5. Il résulte de ce qui précède que le département de l'Ain est fondé à soutenir que c'est à tort que le tribunal administratif de Lyon a considéré que l'existence d'un risque n'était pas suffisamment établie et a annulé l'arrêté du 29 juillet 2019 du président du conseil départemental de l'Ain et, par voie de conséquence, la décision de licenciement du 19 août 2019 de la même autorité.
6. Dès lors, il appartient à la cour administrative d'appel, saisie de l'ensemble du litige par l'effet dévolutif de l'appel, d'examiner les autres moyens soulevés par Mme G... devant le tribunal administratif de Lyon et devant la cour.

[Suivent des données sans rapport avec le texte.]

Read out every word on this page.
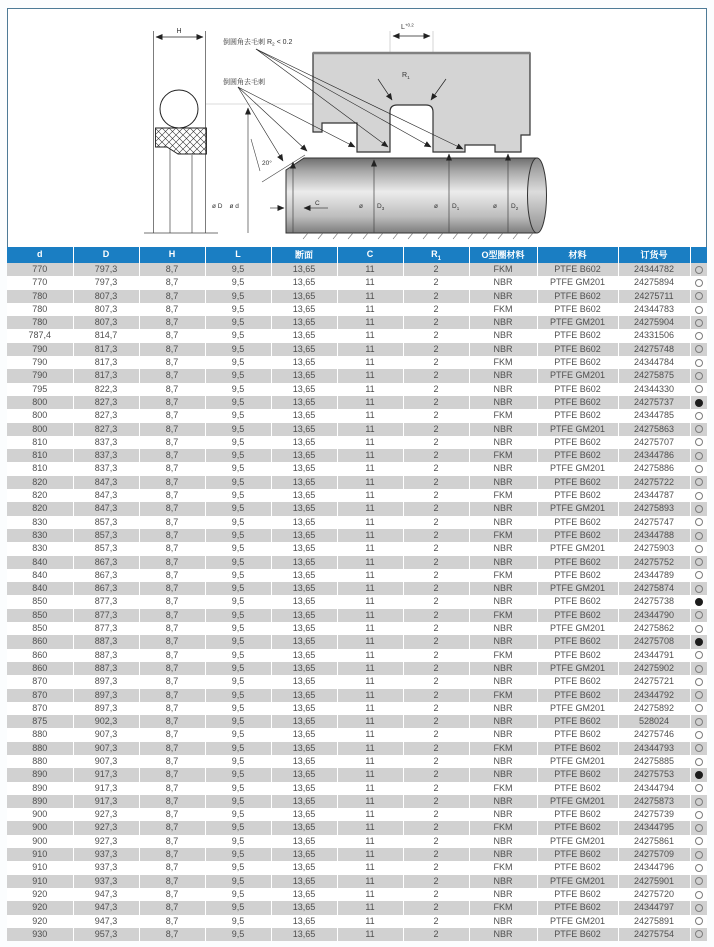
H
$L^{+0.2}$
$R_1$
倒圆角去毛刺 $R_2 < 0.2$
倒圆角去毛刺
20°
ø D ø d	C	ø $D_3$	ø $D_1$	ø $D_2$
d	D	H	L	断面	C	$R_1$	O型圈材料	材料	订货号	
770	797,3	8,7	9,5	13,65	11	2	FKM	PTFE B602	24344782	
770	797,3	8,7	9,5	13,65	11	2	NBR	PTFE GM201	24275894	
780	807,3	8,7	9,5	13,65	11	2	NBR	PTFE B602	24275711	
780	807,3	8,7	9,5	13,65	11	2	FKM	PTFE B602	24344783	
780	807,3	8,7	9,5	13,65	11	2	NBR	PTFE GM201	24275904	
787,4	814,7	8,7	9,5	13,65	11	2	NBR	PTFE B602	24331506	
790	817,3	8,7	9,5	13,65	11	2	NBR	PTFE B602	24275748	
790	817,3	8,7	9,5	13,65	11	2	FKM	PTFE B602	24344784	
790	817,3	8,7	9,5	13,65	11	2	NBR	PTFE GM201	24275875	
795	822,3	8,7	9,5	13,65	11	2	NBR	PTFE B602	24344330	
800	827,3	8,7	9,5	13,65	11	2	NBR	PTFE B602	24275737	
800	827,3	8,7	9,5	13,65	11	2	FKM	PTFE B602	24344785	
800	827,3	8,7	9,5	13,65	11	2	NBR	PTFE GM201	24275863	
810	837,3	8,7	9,5	13,65	11	2	NBR	PTFE B602	24275707	
810	837,3	8,7	9,5	13,65	11	2	FKM	PTFE B602	24344786	
810	837,3	8,7	9,5	13,65	11	2	NBR	PTFE GM201	24275886	
820	847,3	8,7	9,5	13,65	11	2	NBR	PTFE B602	24275722	
820	847,3	8,7	9,5	13,65	11	2	FKM	PTFE B602	24344787	
820	847,3	8,7	9,5	13,65	11	2	NBR	PTFE GM201	24275893	
830	857,3	8,7	9,5	13,65	11	2	NBR	PTFE B602	24275747	
830	857,3	8,7	9,5	13,65	11	2	FKM	PTFE B602	24344788	
830	857,3	8,7	9,5	13,65	11	2	NBR	PTFE GM201	24275903	
840	867,3	8,7	9,5	13,65	11	2	NBR	PTFE B602	24275752	
840	867,3	8,7	9,5	13,65	11	2	FKM	PTFE B602	24344789	
840	867,3	8,7	9,5	13,65	11	2	NBR	PTFE GM201	24275874	
850	877,3	8,7	9,5	13,65	11	2	NBR	PTFE B602	24275738	
850	877,3	8,7	9,5	13,65	11	2	FKM	PTFE B602	24344790	
850	877,3	8,7	9,5	13,65	11	2	NBR	PTFE GM201	24275862	
860	887,3	8,7	9,5	13,65	11	2	NBR	PTFE B602	24275708	
860	887,3	8,7	9,5	13,65	11	2	FKM	PTFE B602	24344791	
860	887,3	8,7	9,5	13,65	11	2	NBR	PTFE GM201	24275902	
870	897,3	8,7	9,5	13,65	11	2	NBR	PTFE B602	24275721	
870	897,3	8,7	9,5	13,65	11	2	FKM	PTFE B602	24344792	
870	897,3	8,7	9,5	13,65	11	2	NBR	PTFE GM201	24275892	
875	902,3	8,7	9,5	13,65	11	2	NBR	PTFE B602	528024	
880	907,3	8,7	9,5	13,65	11	2	NBR	PTFE B602	24275746	
880	907,3	8,7	9,5	13,65	11	2	FKM	PTFE B602	24344793	
880	907,3	8,7	9,5	13,65	11	2	NBR	PTFE GM201	24275885	
890	917,3	8,7	9,5	13,65	11	2	NBR	PTFE B602	24275753	
890	917,3	8,7	9,5	13,65	11	2	FKM	PTFE B602	24344794	
890	917,3	8,7	9,5	13,65	11	2	NBR	PTFE GM201	24275873	
900	927,3	8,7	9,5	13,65	11	2	NBR	PTFE B602	24275739	
900	927,3	8,7	9,5	13,65	11	2	FKM	PTFE B602	24344795	
900	927,3	8,7	9,5	13,65	11	2	NBR	PTFE GM201	24275861	
910	937,3	8,7	9,5	13,65	11	2	NBR	PTFE B602	24275709	
910	937,3	8,7	9,5	13,65	11	2	FKM	PTFE B602	24344796	
910	937,3	8,7	9,5	13,65	11	2	NBR	PTFE GM201	24275901	
920	947,3	8,7	9,5	13,65	11	2	NBR	PTFE B602	24275720	
920	947,3	8,7	9,5	13,65	11	2	FKM	PTFE B602	24344797	
920	947,3	8,7	9,5	13,65	11	2	NBR	PTFE GM201	24275891	
930	957,3	8,7	9,5	13,65	11	2	NBR	PTFE B602	24275754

Sur la légalité des décisions :
En ce qui concerne l'arrêté du 29 juillet 2019 :
7. Mme A... D..., responsable du service accueil du jeune enfant et parentalité, a reçu, par arrêté du 25 juillet 2019, rendu exécutoire le même jour, délégation pour signer, au nom du président du conseil départemental de l'Ain et en l'absence de M. E... et de Mme H..., tous les actes entrant dans son domaine de compétences en matière d' " Enfance- famille- protection maternelle et infantile ", à l'exception d'actes au nombre desquels ne figurent pas les décisions retirant l'agrément accordé à un assistant familial ni les mesures afférentes à la procédure d'un tel retrait. Il ne ressort d'aucune pièce du dossier que le 29 juillet 2019, date à laquelle la décision contestée a été signée, M. E... et Mme H... n'étaient pas absents. Par suite, le moyen tiré de ce que l'arrêté du 29 juillet 2019 a été pris par une personne ne bénéficiant pas d'une délégation de compétence doit être écarté.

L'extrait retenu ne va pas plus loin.